Meeker Says Churchill Will Continue to Pursue Alternative Gaming in Florida

Meeker Says Churchill Will Continue to Pursue Alternative Gaming in Florida
Photo: Churchill Downs photo
Churchill Downs president and CEO Tom Meeker.
Following the defeat Tuesday of a referendum that would have permitted slot-machine gaming at Churchill Downs Inc.-owned Calder Race Course in Florida's Miami-Dade County, company president and chief executive officer Tom Meeker said CDI is encouraged by slots approval in a neighboring county and would continue to seek alternative gaming.

"While the outcome in Miami-Dade County was not what we had hoped for, we are very encouraged by the results in Broward County and the benefits that can be realized by Florida schools, state and local governments, and Florida's horse racing industry once alternative gaming is in place at the four locations authorized in Broward County," Meeker said in a statement.

In Broward County, voters cast 105,939 votes, or 57%, in support of the plan to allow slot machines at pari-mutuel facilities, compared with 79,875 votes, or 43%, against. In Miami-Dade, 79,884 votes, or 52%, were against the measure, compared with 73,327 votes, or 47%, in support of the plan.

Gulfstream Park, owned by Magna Entertainment Corp., is located in Broward County and will be able to proceed with plans to install slot machines. Specifics under which slot-machine gaming will be implemented will be determined by the state legislature.

Meeker said it was clear Gov. Jeb Bush's opposition to slots played a role in the election's outcome, but that CDI continues to believe revenue from slots can enhance education and the economy in South Florida. He noted that because existing non-pari-mutuel gaming operations in Broward and Miami-Dade counties are unregulated and not taxed, the communities don't achieve the same economic benefit they do from pari-mutuel wagering operations.

"We continue to believe that allowing slot machines at South Florida's existing pari-mutuel facilities will provide new revenue streams to improve Florida schools, create new jobs, help local governments meet the needs of Florida citizens, and ensure the long-term health and viability of Florida's pari-mutuel industry, which provides tens of thousands of jobs and millions of dollars in revenue to Florida every year," Meeker said. "Churchill Downs Inc. and Calder Race Course are now focused on 2007 and the opportunity to again take this important message of economic opportunity to the voters of Miami-Dade County.

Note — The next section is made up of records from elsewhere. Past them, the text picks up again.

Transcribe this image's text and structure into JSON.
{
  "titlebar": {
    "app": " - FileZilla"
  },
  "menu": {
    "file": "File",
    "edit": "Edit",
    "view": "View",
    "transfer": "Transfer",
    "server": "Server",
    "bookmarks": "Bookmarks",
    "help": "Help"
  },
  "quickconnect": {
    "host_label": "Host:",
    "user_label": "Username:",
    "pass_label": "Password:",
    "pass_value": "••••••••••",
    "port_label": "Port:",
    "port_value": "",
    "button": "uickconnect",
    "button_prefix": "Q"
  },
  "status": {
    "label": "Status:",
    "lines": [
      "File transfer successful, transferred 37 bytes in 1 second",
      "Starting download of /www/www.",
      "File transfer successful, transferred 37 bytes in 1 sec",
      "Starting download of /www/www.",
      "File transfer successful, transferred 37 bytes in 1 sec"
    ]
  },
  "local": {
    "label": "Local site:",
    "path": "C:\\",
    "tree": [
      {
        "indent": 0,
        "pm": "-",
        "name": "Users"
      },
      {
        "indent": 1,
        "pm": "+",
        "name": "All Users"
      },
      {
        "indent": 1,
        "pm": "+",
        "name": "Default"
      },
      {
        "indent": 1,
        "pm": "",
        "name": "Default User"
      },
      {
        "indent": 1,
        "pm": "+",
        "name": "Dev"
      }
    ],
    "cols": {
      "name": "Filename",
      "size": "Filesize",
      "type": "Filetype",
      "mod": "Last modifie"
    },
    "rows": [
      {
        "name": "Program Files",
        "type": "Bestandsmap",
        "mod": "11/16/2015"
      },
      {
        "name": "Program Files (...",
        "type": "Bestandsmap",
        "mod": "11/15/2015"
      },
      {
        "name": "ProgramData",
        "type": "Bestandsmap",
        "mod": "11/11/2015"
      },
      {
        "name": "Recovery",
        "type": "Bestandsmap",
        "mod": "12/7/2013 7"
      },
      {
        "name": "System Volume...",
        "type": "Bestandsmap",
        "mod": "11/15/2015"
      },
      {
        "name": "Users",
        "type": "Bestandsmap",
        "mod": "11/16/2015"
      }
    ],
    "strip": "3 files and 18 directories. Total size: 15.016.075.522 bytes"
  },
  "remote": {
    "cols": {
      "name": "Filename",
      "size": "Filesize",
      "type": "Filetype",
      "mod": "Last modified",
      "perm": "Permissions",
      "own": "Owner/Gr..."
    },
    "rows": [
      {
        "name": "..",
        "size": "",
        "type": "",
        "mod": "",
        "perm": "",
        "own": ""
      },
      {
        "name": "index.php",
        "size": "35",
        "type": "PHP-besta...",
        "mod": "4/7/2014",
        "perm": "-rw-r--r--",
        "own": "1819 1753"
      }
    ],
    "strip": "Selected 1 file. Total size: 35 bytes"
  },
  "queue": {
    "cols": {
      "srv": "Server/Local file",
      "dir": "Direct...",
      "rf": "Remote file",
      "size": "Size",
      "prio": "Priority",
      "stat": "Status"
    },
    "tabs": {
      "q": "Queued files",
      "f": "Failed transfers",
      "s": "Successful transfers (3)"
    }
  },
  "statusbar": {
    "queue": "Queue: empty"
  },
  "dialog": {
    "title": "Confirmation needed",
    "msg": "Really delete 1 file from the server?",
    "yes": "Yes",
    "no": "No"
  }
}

We are committed to South Florida horse racing, and will continue to work with members of the pari-mutuel coalition in both Miami-Dade and Broward counties to further this important issue.

"Additionally, we would like to express our sincere appreciation to members of the coalition's campaign staff, as well as our team members at Calder, for the countless hours they have dedicated to this endeavor. We have learned a great deal in Florida about the pari-mutuel industry's potential to generate tremendous benefits for education, state and local government, and the horse racing industry through the addition of alternative gaming, and we look forward to bringing these lessons back to the other jurisdictions where we operate."

Meanwhile, CDI stock tumbled in trading Wednesday. As of 1:45 p.m. (EST), the stock's price had fallen $5.44 (12.22%) to trade at $39.06. Also Tuesday, CDI announced it had incurred a non-cash expense in the fourth quarter of fiscal 2004 to reflect an unrealized loss of $4.3 million, or 32 cents a share, related to terms of a convertible note issued with the redemption of common stock.

The company said in a transaction last Oct. 19, the note was exchanged for 452,603 shares of CDI stock. Accounting rules required the company to mark down the value of the note by $4.3 million because the convertible note was judged to be a financial derivative, the company statement said. The company said the non-cash loss mainly reflected the increase in the value of CDI stock.

MEC, which announced a restructuring of top management, also saw its stock fall Wednesday. It traded at $6.58 per share as of 1:45 p.m., down $0.25 from Tuesday's closing price of $6.83.